Improving the combination of satellite soil moisture datasets by considering error cross-correlation: A comparison between triple collocation (TC) and extended double instrumental variable (EIVD) alternatives

Abstract

Satellite-derived geophysical variables provide valuable information about the earth’s functioning, but there are errors that limit their direct uses. Linearly combining two or more data sources is a simple and efficient method to reduce the uncertainty between the truth and observations. However, calculating the optimal weight for such a linear combination generally needs a reference ``truth’’ that is rarely available in practical applications. To address this limitation, a triple collocation (TC) technique is often used to estimate data error by using a data triplet without the truth. The TC-based error variances are then applied to calculate the optimal weight calculation with an assumption of independence between errors. However, ignoring the error cross-correlations (ECCs) can lead to inaccurate optimal weight for a linear combination and hence may degrade the performance of calculations using merged products.
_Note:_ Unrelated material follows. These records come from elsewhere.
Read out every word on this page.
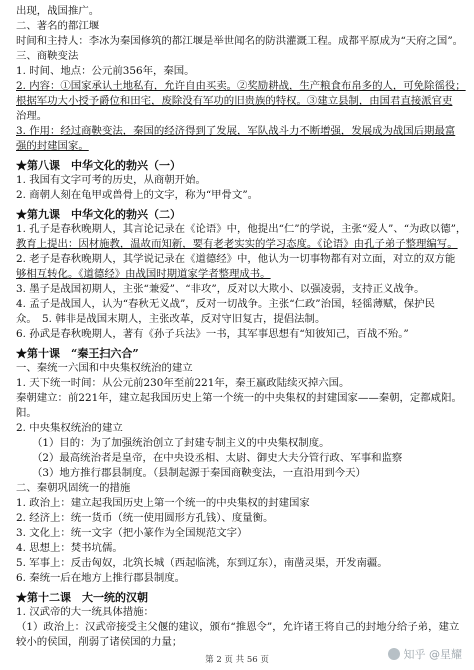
出现，战国推广。
二、著名的都江堰
时间和主持人：李冰为秦国修筑的都江堰是举世闻名的防洪灌溉工程。成都平原成为“天府之国”。
三、商鞅变法
1. 时间、地点：公元前356年，秦国。
2. 内容：①国家承认土地私有，允许自由买卖。②奖励耕战，生产粮食布帛多的人，可免除徭役；
根据军功大小授予爵位和田宅，废除没有军功的旧贵族的特权。③建立县制，由国君直接派官吏
治理。
3. 作用：经过商鞅变法，秦国的经济得到了发展，军队战斗力不断增强，发展成为战国后期最富
强的封建国家。
★第八课　中华文化的勃兴（一）
1. 我国有文字可考的历史，从商朝开始。
2. 商朝人刻在龟甲或兽骨上的文字，称为“甲骨文”。
★第九课　中华文化的勃兴（二）
1. 孔子是春秋晚期人，其言论记录在《论语》中，他提出“仁”的学说，主张“爱人”、“为政以德”，
教育上提出：因材施教，温故而知新，要有老老实实的学习态度。《论语》由孔子弟子整理编写。
2. 老子是春秋晚期人，其学说记录在《道德经》中，他认为一切事物都有对立面，对立的双方能
够相互转化。《道德经》由战国时期道家学者整理成书。
3. 墨子是战国初期人，主张“兼爱”、“非攻”，反对以大欺小、以强凌弱，支持正义战争。
4. 孟子是战国人，认为“春秋无义战”，反对一切战争。主张“仁政”治国，轻徭薄赋，保护民
众。　5. 韩非是战国末期人，主张改革，反对守旧复古，提倡法制。
6. 孙武是春秋晚期人，著有《孙子兵法》一书，其军事思想有“知彼知己，百战不殆。”
★第十课　“秦王扫六合”
一、秦统一六国和中央集权统治的建立
1. 天下统一时间：从公元前230年至前221年，秦王嬴政陆续灭掉六国。
秦朝建立：前221年，建立起我国历史上第一个统一的中央集权的封建国家——秦朝，定都咸阳。
阳。
2. 中央集权统治的建立
（1）目的：为了加强统治创立了封建专制主义的中央集权制度。
（2）最高统治者是皇帝，在中央设丞相、太尉、御史大夫分管行政、军事和监察
（3）地方推行郡县制度。（县制起源于秦国商鞅变法，一直沿用到今天）
二、秦朝巩固统一的措施
1. 政治上：建立起我国历史上第一个统一的中央集权的封建国家
2. 经济上：统一货币（统一使用圆形方孔钱）、度量衡。
3. 文化上：统一文字（把小篆作为全国规范文字）
4. 思想上：焚书坑儒。
5. 军事上：反击匈奴，北筑长城（西起临洮，东到辽东），南凿灵渠，开发南疆。
6. 秦统一后在地方上推行郡县制度。
★第十二课　大一统的汉朝
1. 汉武帝的大一统具体措施：
（1）政治上：汉武帝接受主父偃的建议，颁布“推恩令”，允许诸王将自己的封地分给子弟，建立
较小的侯国，削弱了诸侯国的力量；
第 2 页 共 56 页	知乎 @星耀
Recently, an extended double instrumental variable (EIVD) method has been proposed to estimate ECC using only three products like TC. In this study, we examined the performance of an EIVD-based linear combination approach through two applications using synthetic data and actual satellite-derived soil moisture (SM) products. For direct comparison, the TC-based linear combination was also implemented using the same data sets. The verification showed that the EIVD-based products are generally better than the TC-based products and result in statistically significant differences in correlation coefficients. While the results here are based on SM, the proposed method is potentially applicable for reconstruction of other data sets that seldom have suitable references in large-scale regional settings.